William Quandt, who directed Middle East affairs in President Carter’s National Security Council, said Thursday that the Soviet Union must be brought into the Middle East peace process if progress is to be achieved.

The United States can no longer be the lone intermediary in the Mideast, Quandt said in a talk at the Brookings Institution, where he is a senior fellow.

Quandt, who said he had long been opposed to including the Soviets, said his views changed after his summer tour of Israel, Jordan, Egypt and Syria, that, he said, left him “skeptical and pessimistic” about any chances for progress.

If peace could be achieved through negotiations just between Israel and Jordan, then the U.S. could be the lone intermediary, as it was in the Egyptian-Israeli peace talks, Quandt said.

But, he stressed, Jordan cannot make peace with Israel without either the support of Syria or the Palestinians, and the U.S. “does not have much influence” with either. However, the Soviets do, he added.

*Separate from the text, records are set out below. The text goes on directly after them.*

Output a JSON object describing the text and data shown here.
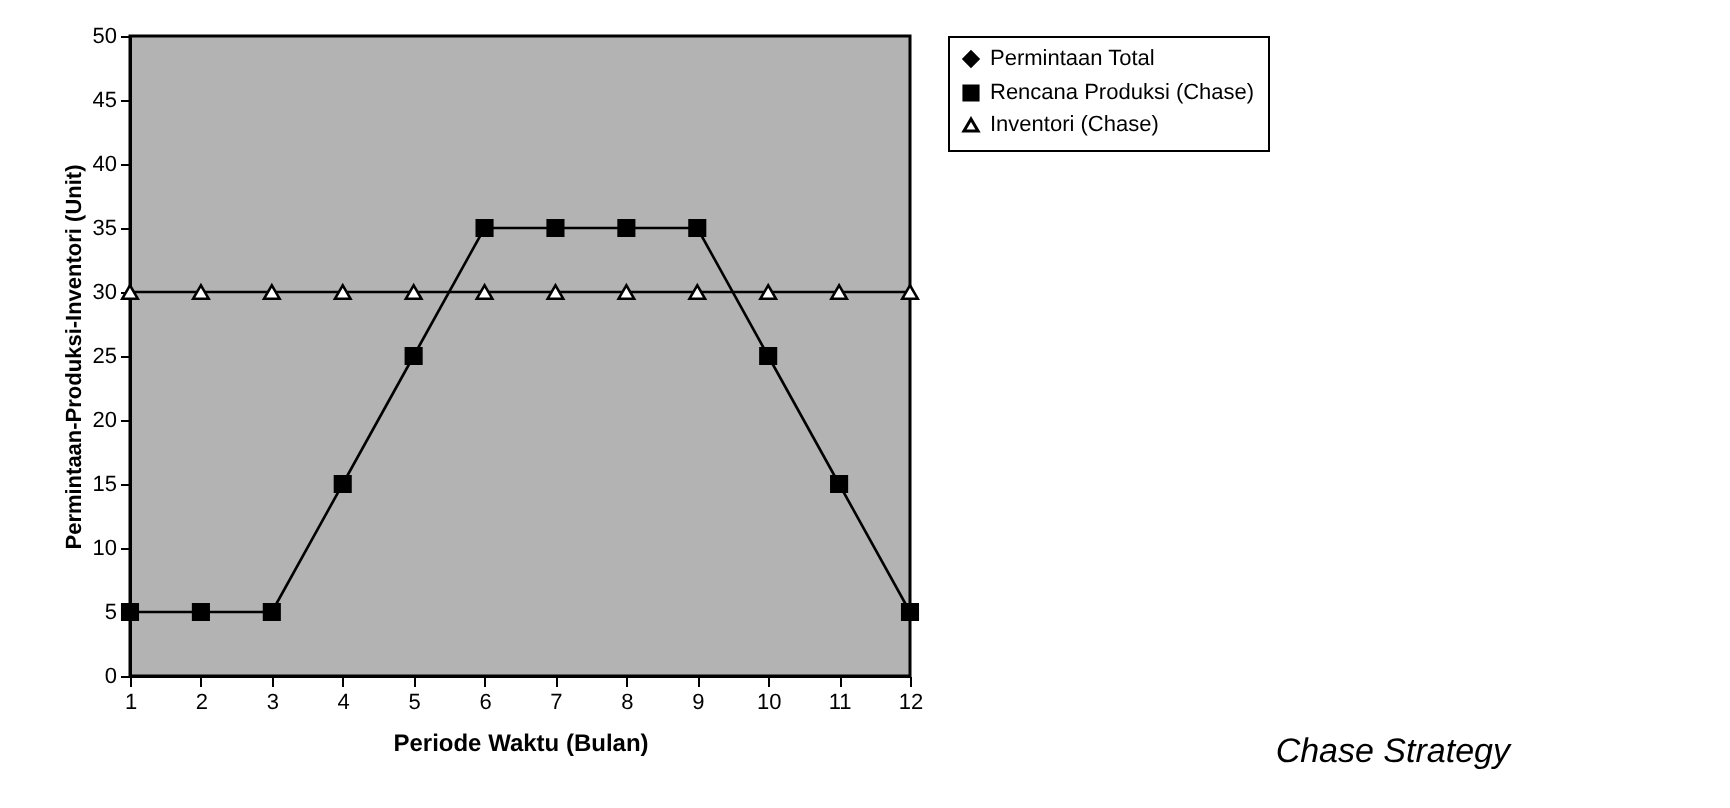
{
  "chart_data": {
    "type": "line",
    "xlabel": "Periode Waktu (Bulan)",
    "ylabel": "Permintaan-Produksi-Inventori (Unit)",
    "x": [
      1,
      2,
      3,
      4,
      5,
      6,
      7,
      8,
      9,
      10,
      11,
      12
    ],
    "xlim": [
      1,
      12
    ],
    "xticks": [
      1,
      2,
      3,
      4,
      5,
      6,
      7,
      8,
      9,
      10,
      11,
      12
    ],
    "ylim": [
      0,
      50
    ],
    "yticks": [
      0,
      5,
      10,
      15,
      20,
      25,
      30,
      35,
      40,
      45,
      50
    ],
    "series": [
      {
        "name": "Permintaan Total",
        "color": "#000000",
        "marker": "diamond",
        "values": [
          null,
          null,
          null,
          null,
          null,
          null,
          null,
          null,
          null,
          null,
          null,
          null
        ]
      },
      {
        "name": "Rencana Produksi (Chase)",
        "color": "#000000",
        "marker": "square",
        "values": [
          5,
          5,
          5,
          15,
          25,
          35,
          35,
          35,
          35,
          25,
          15,
          5
        ]
      },
      {
        "name": "Inventori (Chase)",
        "color": "#000000",
        "marker": "triangle",
        "values": [
          30,
          30,
          30,
          30,
          30,
          30,
          30,
          30,
          30,
          30,
          30,
          30
        ]
      }
    ],
    "legend": "right",
    "grid": false,
    "line_style": "solid",
    "annotations": [
      "Chase Strategy"
    ]
  }
}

At the same time, Quandt criticized the Reagan Administration for failing to be more actively involved in the Mideast peace process. He said the Administration mistakenly believed that it should only act after the parties involved have taken the “necessary” steps to move toward negotiations.

But, Quandt argued that once the parties have shown willingness to negotiate, the U.S. is needed to push them along. “Any time we have made progress in the past, it is been after a heavy dose of leadership from the United States from the outside,” he said.

He explained that when Israeli and Arab leaders have to make difficult political decisions “it’s a lot easier to say ‘the Americans made us do it’.” He pointed to the Israel Cabinet’s decision to abandon development of the Lavi fighter plane which he noted many in Israel wanted to do, but found it helpful to stress that the decision was needed to prevent a deterioration in relations with the U.S.

On the Soviet Union, Quandt said that there had been “encouraging talks” about the Mideast recently between the U.S. and the Soviet Union, as well as signs that the USSR was moving from its “traditional positions” of “inflexibility” in the Mideast where it only dealt with the intransigent Arab countries.

He said the Soviet Union appears to support an international conference that would neither dictate the terms to the parties nor impose a veto on any decisions reached through bilateral talks. He said the Soviets also seem to support the Palestinians being part of a Jordanian delegation without any formal participation in the negotiations by the Palestine Liberation Organization.

But Quandt said that the Soviets, like the U.S., do not consider the Mideast peace process a priority item.